Home Service 7th January 2024

Mark 1:21-28

Jesus Drives Out an Impure Spirit

21 They went to Capernaum, and when the Sabbath came, Jesus went into the synagogue and began to teach. 22 The people were amazed at his teaching, because he taught them as one who had authority, not as the teachers of the law. 23 Just then a man in their synagogue who was possessed by an impure spirit cried out, 24 “What do you want with us, Jesus of Nazareth? Have you come to destroy us? I know who you are—the Holy One of God!”
25 “Be quiet!” said Jesus sternly. “Come out of him!” 26 The impure spirit shook the man violently and came out of him with a shriek.
27 The people were all so amazed that they asked each other, “What is this? A new teaching—and with authority! He even gives orders to impure spirits and they obey him.” 28 News about him spread quickly over the whole region of Galilee.
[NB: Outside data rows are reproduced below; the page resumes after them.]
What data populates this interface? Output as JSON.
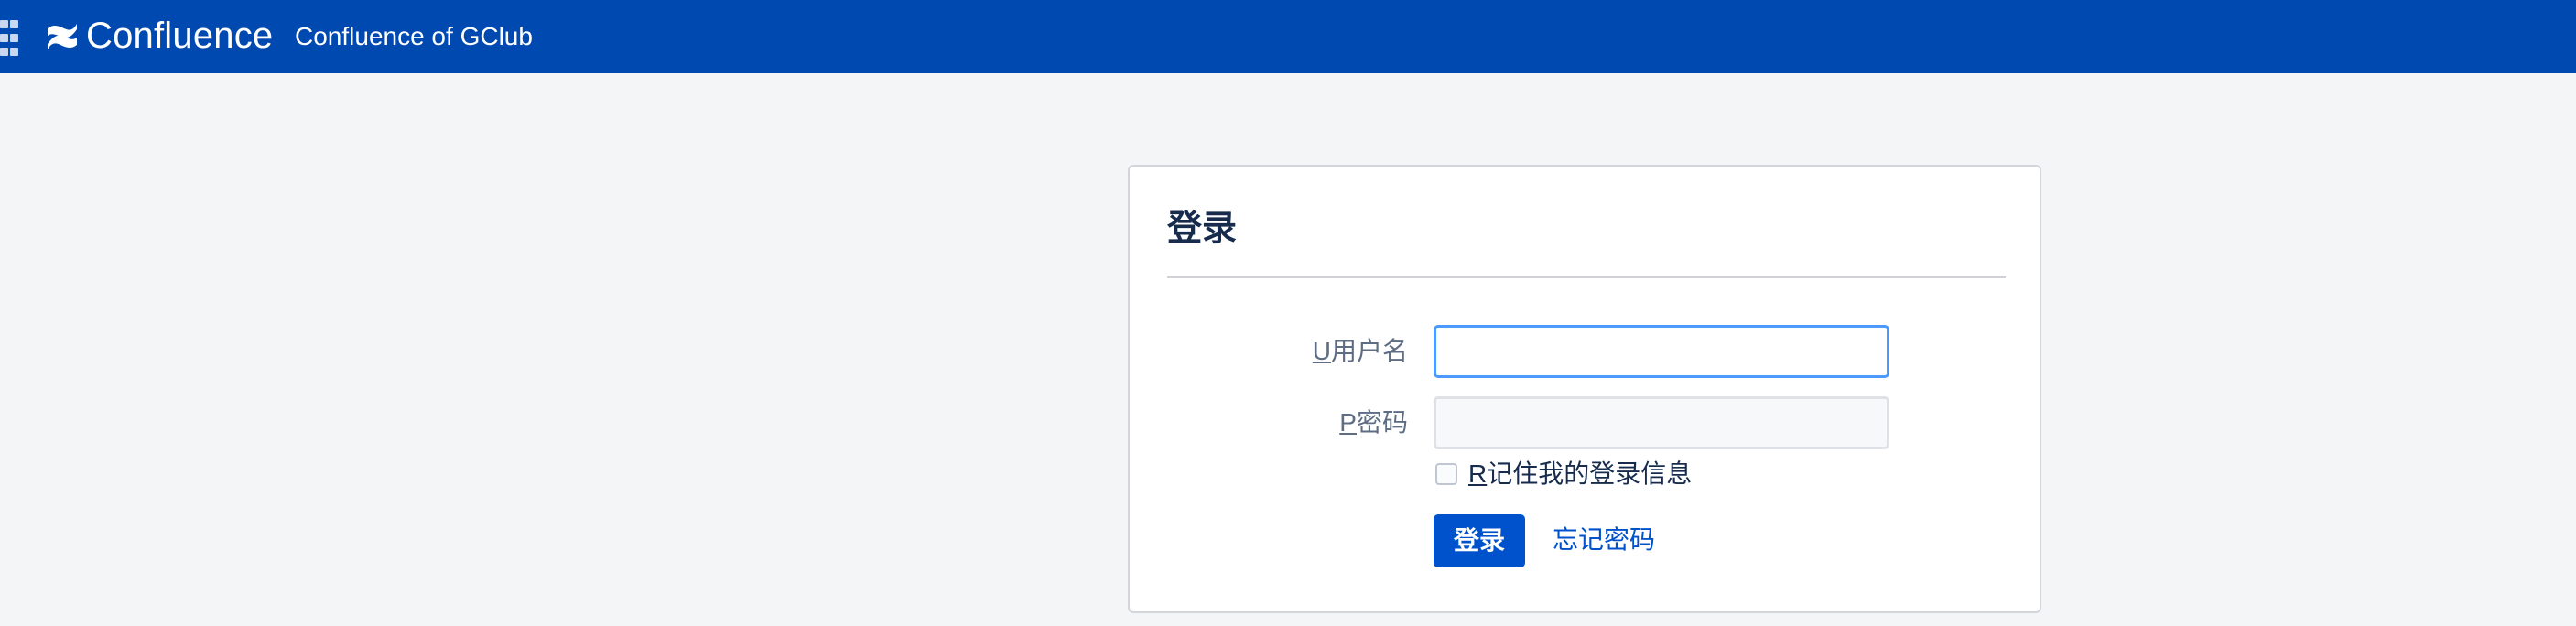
{
  "header": {
    "brand": "Confluence",
    "site_name": "Confluence of GClub",
    "brand_color": "#0049b0"
  },
  "login": {
    "title": "登录",
    "username": {
      "label_key": "U",
      "label_text": "用户名",
      "value": ""
    },
    "password": {
      "label_key": "P",
      "label_text": "密码",
      "value": ""
    },
    "remember": {
      "label_key": "R",
      "label_text": "记住我的登录信息",
      "checked": false
    },
    "submit_label": "登录",
    "forgot_label": "忘记密码",
    "accent_color": "#0052cc"
  },
  "icons": {
    "app_switcher": "app-grid-icon",
    "logo": "confluence-logo-icon"
  }
}
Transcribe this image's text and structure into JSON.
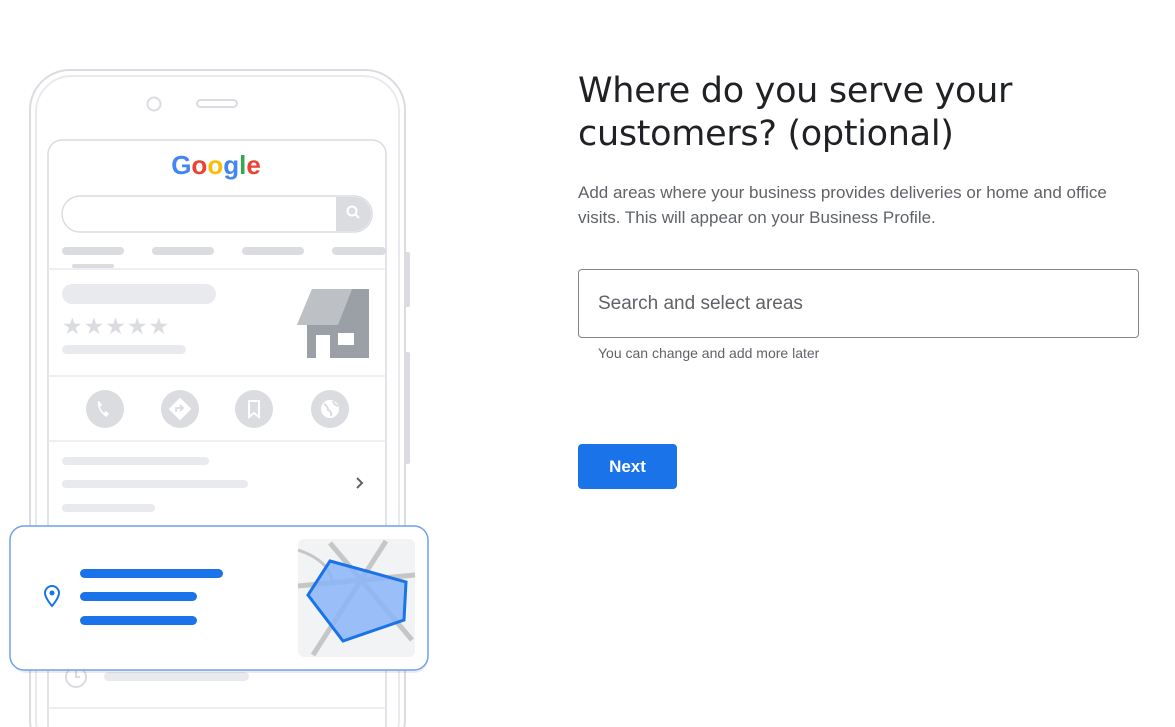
{
  "form": {
    "title": "Where do you serve your customers? (optional)",
    "description": "Add areas where your business provides deliveries or home and office visits. This will appear on your Business Profile.",
    "search_placeholder": "Search and select areas",
    "search_value": "",
    "helper_text": "You can change and add more later",
    "next_label": "Next"
  },
  "illustration": {
    "brand_text": "Google",
    "icons": [
      "phone-icon",
      "directions-icon",
      "bookmark-icon",
      "website-globe-icon",
      "location-pin-icon",
      "clock-icon",
      "chevron-right-icon",
      "search-icon",
      "storefront-icon",
      "star-icon"
    ],
    "colors": {
      "accent": "#1a73e8",
      "outline": "#dadce0",
      "placeholder_bar": "#e8eaed",
      "icon_grey": "#dadce0",
      "area_fill": "#8ab4f8"
    }
  }
}
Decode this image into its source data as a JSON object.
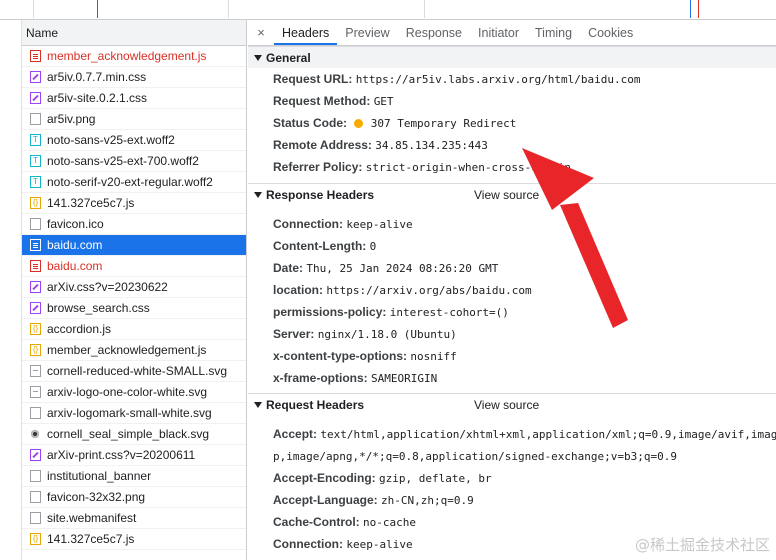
{
  "name_column": {
    "header": "Name"
  },
  "requests": [
    {
      "label": "member_acknowledgement.js",
      "type": "jserr",
      "error": true,
      "selected": false
    },
    {
      "label": "ar5iv.0.7.7.min.css",
      "type": "css",
      "error": false,
      "selected": false
    },
    {
      "label": "ar5iv-site.0.2.1.css",
      "type": "css",
      "error": false,
      "selected": false
    },
    {
      "label": "ar5iv.png",
      "type": "img",
      "error": false,
      "selected": false
    },
    {
      "label": "noto-sans-v25-ext.woff2",
      "type": "font",
      "error": false,
      "selected": false
    },
    {
      "label": "noto-sans-v25-ext-700.woff2",
      "type": "font",
      "error": false,
      "selected": false
    },
    {
      "label": "noto-serif-v20-ext-regular.woff2",
      "type": "font",
      "error": false,
      "selected": false
    },
    {
      "label": "141.327ce5c7.js",
      "type": "js",
      "error": false,
      "selected": false
    },
    {
      "label": "favicon.ico",
      "type": "img",
      "error": false,
      "selected": false
    },
    {
      "label": "baidu.com",
      "type": "docsel",
      "error": false,
      "selected": true
    },
    {
      "label": "baidu.com",
      "type": "docerr",
      "error": true,
      "selected": false
    },
    {
      "label": "arXiv.css?v=20230622",
      "type": "css",
      "error": false,
      "selected": false
    },
    {
      "label": "browse_search.css",
      "type": "css",
      "error": false,
      "selected": false
    },
    {
      "label": "accordion.js",
      "type": "js",
      "error": false,
      "selected": false
    },
    {
      "label": "member_acknowledgement.js",
      "type": "js",
      "error": false,
      "selected": false
    },
    {
      "label": "cornell-reduced-white-SMALL.svg",
      "type": "svg",
      "error": false,
      "selected": false
    },
    {
      "label": "arxiv-logo-one-color-white.svg",
      "type": "svg",
      "error": false,
      "selected": false
    },
    {
      "label": "arxiv-logomark-small-white.svg",
      "type": "img",
      "error": false,
      "selected": false
    },
    {
      "label": "cornell_seal_simple_black.svg",
      "type": "seal",
      "error": false,
      "selected": false
    },
    {
      "label": "arXiv-print.css?v=20200611",
      "type": "css",
      "error": false,
      "selected": false
    },
    {
      "label": "institutional_banner",
      "type": "img",
      "error": false,
      "selected": false
    },
    {
      "label": "favicon-32x32.png",
      "type": "img",
      "error": false,
      "selected": false
    },
    {
      "label": "site.webmanifest",
      "type": "img",
      "error": false,
      "selected": false
    },
    {
      "label": "141.327ce5c7.js",
      "type": "js",
      "error": false,
      "selected": false
    }
  ],
  "tabs": {
    "close": "×",
    "items": [
      "Headers",
      "Preview",
      "Response",
      "Initiator",
      "Timing",
      "Cookies"
    ]
  },
  "general": {
    "title": "General",
    "request_url_key": "Request URL:",
    "request_url": "https://ar5iv.labs.arxiv.org/html/baidu.com",
    "method_key": "Request Method:",
    "method": "GET",
    "status_key": "Status Code:",
    "status": "307 Temporary Redirect",
    "status_color": "#f9ab00",
    "remote_key": "Remote Address:",
    "remote": "34.85.134.235:443",
    "referrer_key": "Referrer Policy:",
    "referrer": "strict-origin-when-cross-origin"
  },
  "response_headers": {
    "title": "Response Headers",
    "view_source": "View source",
    "rows": [
      {
        "key": "Connection:",
        "value": "keep-alive"
      },
      {
        "key": "Content-Length:",
        "value": "0"
      },
      {
        "key": "Date:",
        "value": "Thu, 25 Jan 2024 08:26:20 GMT"
      },
      {
        "key": "location:",
        "value": "https://arxiv.org/abs/baidu.com"
      },
      {
        "key": "permissions-policy:",
        "value": "interest-cohort=()"
      },
      {
        "key": "Server:",
        "value": "nginx/1.18.0 (Ubuntu)"
      },
      {
        "key": "x-content-type-options:",
        "value": "nosniff"
      },
      {
        "key": "x-frame-options:",
        "value": "SAMEORIGIN"
      }
    ]
  },
  "request_headers": {
    "title": "Request Headers",
    "view_source": "View source",
    "accept_key": "Accept:",
    "accept_line1": "text/html,application/xhtml+xml,application/xml;q=0.9,image/avif,imag",
    "accept_line2": "p,image/apng,*/*;q=0.8,application/signed-exchange;v=b3;q=0.9",
    "rows": [
      {
        "key": "Accept-Encoding:",
        "value": "gzip, deflate, br"
      },
      {
        "key": "Accept-Language:",
        "value": "zh-CN,zh;q=0.9"
      },
      {
        "key": "Cache-Control:",
        "value": "no-cache"
      },
      {
        "key": "Connection:",
        "value": "keep-alive"
      }
    ]
  },
  "watermark": "@稀土掘金技术社区",
  "colors": {
    "accent": "#1a73e8",
    "error": "#d93025",
    "annotation_arrow": "#e8262a"
  }
}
When Jesus comes on the scene, something new happens. Our hope, our longing for change, takes on a different shape. Hurting people, sinful temptations, human brokenness, and disease are confronted with authority.
The people in this story recognized Jesus’ authority in regard to two specific things: his teaching and his power over impure spirits (demons). There was something about Jesus that made him different from the other religious teachers of his day. In fact, this is the first thing mentioned in Mark’s gospel about Jesus’ public ministry: it was a ministry of authority.
We often long to witness the authority of Christ confronting diseases, financial hardships, broken friendships, and injus­tices of all kinds today. But we do not pause as often to ­consider the spiritual dimensions of our suffering. The apostle Paul reminds us that “our struggle is not against flesh and blood” (Ephesians 6:12). Rather, we contend with demonic powers that want us to think that our circumstances, not our hearts, are the problem.
It’s worth noting that Jesus’ teaching, not just his healing, triggered a reaction from the crowds. But “being amazed,” by itself, is not a response to authority. Jesus’ teaching demands either submission or rebellion. He calls us to bring our hurts, our diseases, and our hearts under his authority. How will you respond?

A prayer of praise

Lord Jesus Christ, you bring new life to the sick and new energy to the weary. Refresh us with the life-giving power of your Holy Spirit, so we may live to praise your name; now and always. Amen.

A prayer of confession

Healing and forgiving God, we confess to you before this congregation, the times we have failed to recognise you in those whom we meet. We confess to you the times we have walked away from those who need your healing presence. We confess to you the times we have hurt and failed others. Be gracious, be merciful and heal us, in the name of Jesus Christ, your Son, our Lord. Amen.


Be still, for the presence of the Lord – https://www.youtube.com/watch?v=ZugvUQ4m90U

Glory in the highest to the God of heaven – https://www.youtube.com/watch?v=YpJ6jHPKavk

There is a God who knows your name – https://www.youtube.com/watch?v=hXsiWoyjw60

A Sending out prayer

Go forth from this place into the world, seek out the lost and lonely, care for those who are hurt and sick. Go in the name of Christ to love and serve the Lord.